- Leo. słowo "kochać" jest czasownikiem, nie rzeczownikiem; nie odnosi się do konretnej, raz na zawsze określonej rzeczy; ale ulega zmianom, rozwija się lub kurczy, podnosi lub zapda, wynurza na powierzchnię lub kryje pod nią jak podziemne rzeki, które jednak nigdy nie [rzerywają swego biegu do morza. Miejscami pozostawiają ziemię suchą; ale choć niewidoczne, płyną niestrudzenie pod ziemią, by co jakiś czas wypływać na powierzchnię, użyźniając ziemię.
- Więc co mam zrobić?
- Kochać pomimo wszystko. To możesz zawsze zrobić, bo kochac znaczy działać.
- Nawet wtedy, gdy kocha się kogoś, kto nas zranił?
- Ależ to jest normalne... Istnieją dwie kategorie ludzi, którzy mogą nas zranić: ci, którzy nas nienawidzą, oraz ci, którzy nas kochają...
- Nie rozumiem. Dlaczego ci, którzy nas kochają, mieliby nas ranić?
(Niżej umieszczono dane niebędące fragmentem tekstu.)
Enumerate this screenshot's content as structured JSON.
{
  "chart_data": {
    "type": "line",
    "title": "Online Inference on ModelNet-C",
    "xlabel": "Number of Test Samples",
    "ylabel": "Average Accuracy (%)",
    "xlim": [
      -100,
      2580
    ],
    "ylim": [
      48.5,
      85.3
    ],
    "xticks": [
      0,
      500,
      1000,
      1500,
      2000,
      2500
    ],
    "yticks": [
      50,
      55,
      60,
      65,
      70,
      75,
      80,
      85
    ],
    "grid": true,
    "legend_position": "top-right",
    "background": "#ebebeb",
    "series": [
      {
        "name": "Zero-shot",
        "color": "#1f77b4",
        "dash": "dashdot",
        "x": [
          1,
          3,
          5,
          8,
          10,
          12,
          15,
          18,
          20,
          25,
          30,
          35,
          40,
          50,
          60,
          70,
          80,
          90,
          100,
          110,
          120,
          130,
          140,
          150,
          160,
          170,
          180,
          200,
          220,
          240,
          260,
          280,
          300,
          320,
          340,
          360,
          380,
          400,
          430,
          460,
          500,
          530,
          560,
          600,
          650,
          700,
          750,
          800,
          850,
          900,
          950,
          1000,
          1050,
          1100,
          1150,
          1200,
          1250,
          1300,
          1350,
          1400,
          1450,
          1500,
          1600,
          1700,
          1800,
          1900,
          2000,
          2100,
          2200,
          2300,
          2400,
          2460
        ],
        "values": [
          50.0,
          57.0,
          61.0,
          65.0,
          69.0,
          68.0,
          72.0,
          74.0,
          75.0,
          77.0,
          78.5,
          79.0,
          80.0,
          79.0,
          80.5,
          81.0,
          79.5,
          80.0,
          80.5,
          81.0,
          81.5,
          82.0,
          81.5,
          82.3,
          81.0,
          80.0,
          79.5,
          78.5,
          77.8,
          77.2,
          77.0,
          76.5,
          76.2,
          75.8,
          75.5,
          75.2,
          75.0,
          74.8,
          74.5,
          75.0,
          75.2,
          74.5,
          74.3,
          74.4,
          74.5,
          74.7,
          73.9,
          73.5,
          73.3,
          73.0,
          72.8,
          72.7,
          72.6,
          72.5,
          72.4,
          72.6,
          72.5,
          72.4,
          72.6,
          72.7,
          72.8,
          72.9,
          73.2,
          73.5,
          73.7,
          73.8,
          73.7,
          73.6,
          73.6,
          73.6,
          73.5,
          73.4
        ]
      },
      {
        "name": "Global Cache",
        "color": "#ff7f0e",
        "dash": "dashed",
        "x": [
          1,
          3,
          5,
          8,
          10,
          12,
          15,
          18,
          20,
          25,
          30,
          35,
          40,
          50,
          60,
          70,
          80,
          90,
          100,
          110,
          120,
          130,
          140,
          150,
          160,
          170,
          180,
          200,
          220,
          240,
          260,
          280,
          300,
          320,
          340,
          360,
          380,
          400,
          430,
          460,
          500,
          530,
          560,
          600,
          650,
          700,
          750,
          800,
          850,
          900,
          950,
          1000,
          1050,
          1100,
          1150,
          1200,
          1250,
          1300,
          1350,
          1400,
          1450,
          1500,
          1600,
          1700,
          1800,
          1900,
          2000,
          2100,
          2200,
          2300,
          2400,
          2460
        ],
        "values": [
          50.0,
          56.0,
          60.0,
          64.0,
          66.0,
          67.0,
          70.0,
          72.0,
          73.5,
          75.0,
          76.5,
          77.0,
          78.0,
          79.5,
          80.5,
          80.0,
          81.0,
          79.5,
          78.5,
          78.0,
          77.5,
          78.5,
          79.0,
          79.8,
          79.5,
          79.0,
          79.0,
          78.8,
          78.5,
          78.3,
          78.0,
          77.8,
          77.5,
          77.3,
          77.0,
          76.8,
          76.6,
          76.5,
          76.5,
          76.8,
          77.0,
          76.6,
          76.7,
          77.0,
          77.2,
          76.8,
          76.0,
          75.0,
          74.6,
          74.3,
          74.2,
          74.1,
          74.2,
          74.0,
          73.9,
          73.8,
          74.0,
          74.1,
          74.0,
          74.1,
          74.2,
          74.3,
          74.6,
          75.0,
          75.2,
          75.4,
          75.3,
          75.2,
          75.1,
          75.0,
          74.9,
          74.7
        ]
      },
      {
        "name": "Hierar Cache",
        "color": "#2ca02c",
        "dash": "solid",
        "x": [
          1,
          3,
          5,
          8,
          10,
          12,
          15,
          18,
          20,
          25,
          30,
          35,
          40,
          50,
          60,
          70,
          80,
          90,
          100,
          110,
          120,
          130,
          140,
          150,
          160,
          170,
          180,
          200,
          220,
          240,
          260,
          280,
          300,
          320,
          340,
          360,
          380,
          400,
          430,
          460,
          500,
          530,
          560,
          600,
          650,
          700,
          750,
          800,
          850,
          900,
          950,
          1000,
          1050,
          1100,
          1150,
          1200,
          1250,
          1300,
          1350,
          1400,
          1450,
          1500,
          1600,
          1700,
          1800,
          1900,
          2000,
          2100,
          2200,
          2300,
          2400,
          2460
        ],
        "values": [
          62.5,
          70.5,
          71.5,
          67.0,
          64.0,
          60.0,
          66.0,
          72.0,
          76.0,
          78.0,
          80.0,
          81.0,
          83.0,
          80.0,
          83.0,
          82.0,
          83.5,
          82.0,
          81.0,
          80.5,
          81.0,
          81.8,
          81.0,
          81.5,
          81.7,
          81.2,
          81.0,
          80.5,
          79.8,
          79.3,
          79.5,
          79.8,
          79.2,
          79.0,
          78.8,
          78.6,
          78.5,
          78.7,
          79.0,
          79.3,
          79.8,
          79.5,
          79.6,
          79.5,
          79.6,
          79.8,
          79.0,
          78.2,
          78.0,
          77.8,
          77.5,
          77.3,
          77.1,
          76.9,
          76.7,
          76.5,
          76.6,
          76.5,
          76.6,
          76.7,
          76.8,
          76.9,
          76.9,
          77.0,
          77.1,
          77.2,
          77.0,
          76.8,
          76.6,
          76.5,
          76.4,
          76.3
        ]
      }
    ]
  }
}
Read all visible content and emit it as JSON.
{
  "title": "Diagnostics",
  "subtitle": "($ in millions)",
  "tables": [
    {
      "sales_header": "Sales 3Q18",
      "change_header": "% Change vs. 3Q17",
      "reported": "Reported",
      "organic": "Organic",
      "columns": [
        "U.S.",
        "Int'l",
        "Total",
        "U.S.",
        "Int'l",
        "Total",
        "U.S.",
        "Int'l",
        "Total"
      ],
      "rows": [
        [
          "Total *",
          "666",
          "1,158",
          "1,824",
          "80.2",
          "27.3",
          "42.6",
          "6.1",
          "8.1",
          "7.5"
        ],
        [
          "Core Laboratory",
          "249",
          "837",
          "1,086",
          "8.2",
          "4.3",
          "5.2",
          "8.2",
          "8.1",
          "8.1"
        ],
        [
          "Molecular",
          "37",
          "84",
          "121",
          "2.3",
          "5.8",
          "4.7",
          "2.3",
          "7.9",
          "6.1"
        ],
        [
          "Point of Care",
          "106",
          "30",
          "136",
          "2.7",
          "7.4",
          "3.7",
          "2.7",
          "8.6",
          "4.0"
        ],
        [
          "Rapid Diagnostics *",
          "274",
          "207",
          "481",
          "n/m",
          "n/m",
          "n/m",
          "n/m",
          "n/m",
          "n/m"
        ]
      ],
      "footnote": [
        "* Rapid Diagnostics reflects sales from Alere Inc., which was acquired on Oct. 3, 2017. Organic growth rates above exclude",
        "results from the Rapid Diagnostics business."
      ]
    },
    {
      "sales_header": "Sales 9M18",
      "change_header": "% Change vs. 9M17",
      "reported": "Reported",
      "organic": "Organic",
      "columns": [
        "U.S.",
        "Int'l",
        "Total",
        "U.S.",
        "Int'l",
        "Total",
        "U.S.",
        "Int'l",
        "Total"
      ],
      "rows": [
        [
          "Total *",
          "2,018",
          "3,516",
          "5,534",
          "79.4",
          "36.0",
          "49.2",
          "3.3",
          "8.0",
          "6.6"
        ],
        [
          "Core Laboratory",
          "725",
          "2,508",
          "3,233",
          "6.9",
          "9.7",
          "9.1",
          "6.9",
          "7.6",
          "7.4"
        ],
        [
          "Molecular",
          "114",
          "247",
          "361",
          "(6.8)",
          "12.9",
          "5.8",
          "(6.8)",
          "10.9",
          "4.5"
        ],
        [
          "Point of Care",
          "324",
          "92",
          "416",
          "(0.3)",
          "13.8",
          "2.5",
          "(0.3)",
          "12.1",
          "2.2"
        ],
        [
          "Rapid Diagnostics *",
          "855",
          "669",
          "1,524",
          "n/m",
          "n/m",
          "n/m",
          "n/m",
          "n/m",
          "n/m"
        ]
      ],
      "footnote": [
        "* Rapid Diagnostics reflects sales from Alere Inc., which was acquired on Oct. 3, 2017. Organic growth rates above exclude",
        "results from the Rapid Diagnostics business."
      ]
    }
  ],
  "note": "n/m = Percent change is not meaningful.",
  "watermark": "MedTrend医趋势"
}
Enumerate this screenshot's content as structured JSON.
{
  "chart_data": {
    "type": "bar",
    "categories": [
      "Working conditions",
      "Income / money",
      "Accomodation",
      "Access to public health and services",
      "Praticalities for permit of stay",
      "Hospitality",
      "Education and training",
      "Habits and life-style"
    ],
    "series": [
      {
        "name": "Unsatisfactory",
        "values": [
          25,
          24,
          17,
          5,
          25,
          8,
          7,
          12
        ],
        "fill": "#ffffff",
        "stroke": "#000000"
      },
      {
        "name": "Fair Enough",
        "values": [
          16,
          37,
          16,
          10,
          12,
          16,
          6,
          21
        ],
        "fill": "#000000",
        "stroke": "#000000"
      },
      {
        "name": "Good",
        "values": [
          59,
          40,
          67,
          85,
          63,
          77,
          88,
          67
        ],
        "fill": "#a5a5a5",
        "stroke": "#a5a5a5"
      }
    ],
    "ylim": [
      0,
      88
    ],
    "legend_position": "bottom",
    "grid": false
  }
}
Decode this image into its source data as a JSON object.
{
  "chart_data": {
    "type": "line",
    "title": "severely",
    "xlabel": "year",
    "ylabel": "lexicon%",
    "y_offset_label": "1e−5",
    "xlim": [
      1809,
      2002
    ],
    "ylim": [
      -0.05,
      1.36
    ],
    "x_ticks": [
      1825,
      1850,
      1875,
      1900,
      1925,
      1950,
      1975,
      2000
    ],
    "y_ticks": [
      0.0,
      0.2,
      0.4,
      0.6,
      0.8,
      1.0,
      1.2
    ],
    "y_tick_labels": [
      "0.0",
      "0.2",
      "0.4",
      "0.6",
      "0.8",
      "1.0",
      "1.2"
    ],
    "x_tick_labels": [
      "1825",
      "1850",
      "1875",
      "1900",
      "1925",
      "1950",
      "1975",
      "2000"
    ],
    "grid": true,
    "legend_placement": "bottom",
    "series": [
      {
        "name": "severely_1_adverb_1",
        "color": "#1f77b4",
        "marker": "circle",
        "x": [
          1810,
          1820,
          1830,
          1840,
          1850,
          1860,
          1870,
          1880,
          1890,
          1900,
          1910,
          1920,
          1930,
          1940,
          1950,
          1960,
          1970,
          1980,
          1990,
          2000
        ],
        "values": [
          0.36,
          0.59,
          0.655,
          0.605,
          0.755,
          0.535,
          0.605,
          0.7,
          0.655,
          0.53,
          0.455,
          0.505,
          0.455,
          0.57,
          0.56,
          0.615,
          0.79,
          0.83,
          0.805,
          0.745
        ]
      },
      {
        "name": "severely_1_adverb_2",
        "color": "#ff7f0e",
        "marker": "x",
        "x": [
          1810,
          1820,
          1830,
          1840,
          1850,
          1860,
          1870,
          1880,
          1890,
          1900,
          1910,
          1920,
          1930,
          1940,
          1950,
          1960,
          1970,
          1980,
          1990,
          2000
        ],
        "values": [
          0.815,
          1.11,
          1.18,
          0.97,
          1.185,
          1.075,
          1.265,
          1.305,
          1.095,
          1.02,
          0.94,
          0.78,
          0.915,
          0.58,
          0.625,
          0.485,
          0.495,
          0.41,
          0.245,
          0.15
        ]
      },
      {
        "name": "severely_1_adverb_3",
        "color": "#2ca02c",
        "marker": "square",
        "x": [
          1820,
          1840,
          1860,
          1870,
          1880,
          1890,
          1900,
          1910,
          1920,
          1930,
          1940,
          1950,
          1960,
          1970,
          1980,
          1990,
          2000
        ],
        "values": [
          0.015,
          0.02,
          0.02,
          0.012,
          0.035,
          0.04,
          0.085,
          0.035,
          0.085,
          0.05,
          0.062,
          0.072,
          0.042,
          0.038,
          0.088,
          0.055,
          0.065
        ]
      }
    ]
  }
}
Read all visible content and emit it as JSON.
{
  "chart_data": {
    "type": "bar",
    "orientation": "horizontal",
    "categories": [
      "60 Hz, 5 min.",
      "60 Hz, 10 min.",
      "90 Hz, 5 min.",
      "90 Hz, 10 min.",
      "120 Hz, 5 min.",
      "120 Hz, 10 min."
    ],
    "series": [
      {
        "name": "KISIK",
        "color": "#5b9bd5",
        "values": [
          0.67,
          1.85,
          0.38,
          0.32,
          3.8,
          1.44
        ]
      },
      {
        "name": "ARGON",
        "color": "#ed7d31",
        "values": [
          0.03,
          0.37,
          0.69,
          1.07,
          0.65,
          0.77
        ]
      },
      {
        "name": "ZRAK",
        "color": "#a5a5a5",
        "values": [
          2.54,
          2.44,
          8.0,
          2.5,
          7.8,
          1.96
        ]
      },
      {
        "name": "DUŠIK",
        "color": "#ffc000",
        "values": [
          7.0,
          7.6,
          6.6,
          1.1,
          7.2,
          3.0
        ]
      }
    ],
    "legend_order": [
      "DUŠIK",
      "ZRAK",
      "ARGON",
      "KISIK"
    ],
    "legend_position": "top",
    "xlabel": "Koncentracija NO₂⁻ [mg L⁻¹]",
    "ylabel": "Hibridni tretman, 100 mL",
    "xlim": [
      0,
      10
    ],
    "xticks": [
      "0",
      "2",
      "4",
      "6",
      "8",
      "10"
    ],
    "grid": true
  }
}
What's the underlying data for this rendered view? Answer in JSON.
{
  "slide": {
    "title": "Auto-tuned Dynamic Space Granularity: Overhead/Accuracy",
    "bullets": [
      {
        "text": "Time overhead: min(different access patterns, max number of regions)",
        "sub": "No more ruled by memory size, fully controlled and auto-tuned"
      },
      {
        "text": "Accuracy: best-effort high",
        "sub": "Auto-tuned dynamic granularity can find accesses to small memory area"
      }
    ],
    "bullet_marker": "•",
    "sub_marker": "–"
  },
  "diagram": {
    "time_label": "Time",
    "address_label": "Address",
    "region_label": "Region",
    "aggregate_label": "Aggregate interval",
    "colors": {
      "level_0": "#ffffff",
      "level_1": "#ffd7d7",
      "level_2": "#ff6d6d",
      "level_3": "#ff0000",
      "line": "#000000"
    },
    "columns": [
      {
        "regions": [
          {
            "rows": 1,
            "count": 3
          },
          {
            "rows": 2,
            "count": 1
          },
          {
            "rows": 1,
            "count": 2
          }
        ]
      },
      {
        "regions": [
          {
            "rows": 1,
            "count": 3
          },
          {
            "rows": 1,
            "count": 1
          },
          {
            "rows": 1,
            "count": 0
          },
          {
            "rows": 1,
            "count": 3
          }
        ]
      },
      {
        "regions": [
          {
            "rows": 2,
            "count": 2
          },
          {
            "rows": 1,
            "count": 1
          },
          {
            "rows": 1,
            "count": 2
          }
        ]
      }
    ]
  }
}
- Ponieważ gdy w grę wchodzi miłość, ludzie czasem zachowują się po prostu głupio. Popełniają błędy, ale to znaczy, że się starają. Należy sie martwić raczej, gdy ten, o kim myślisz, że cię kocha, nie rani cię, bo to oznacza, że przestał się starać albo że tobie już na nim nie zależy.
- A jeżeli pomimo wszystkiego okazuje się to niemożliwe?
- Możliwe, leo, ze nie dość sie starasz. Łatwo się pomylić, czasem wydaje nam się, ze miłość przechodzi kryzys, a to tylko naturalny etap rozwoju uczucia. To jest podobnie jak z Księżycem - widać tylko jego wycinki różnych rozmarów. choć Księżyc jest zawsze taki sam, z jego kraterami i górami. Należy poczekać, aż Słońce oświetli jego ciemne obszary... Potrzeba czasu.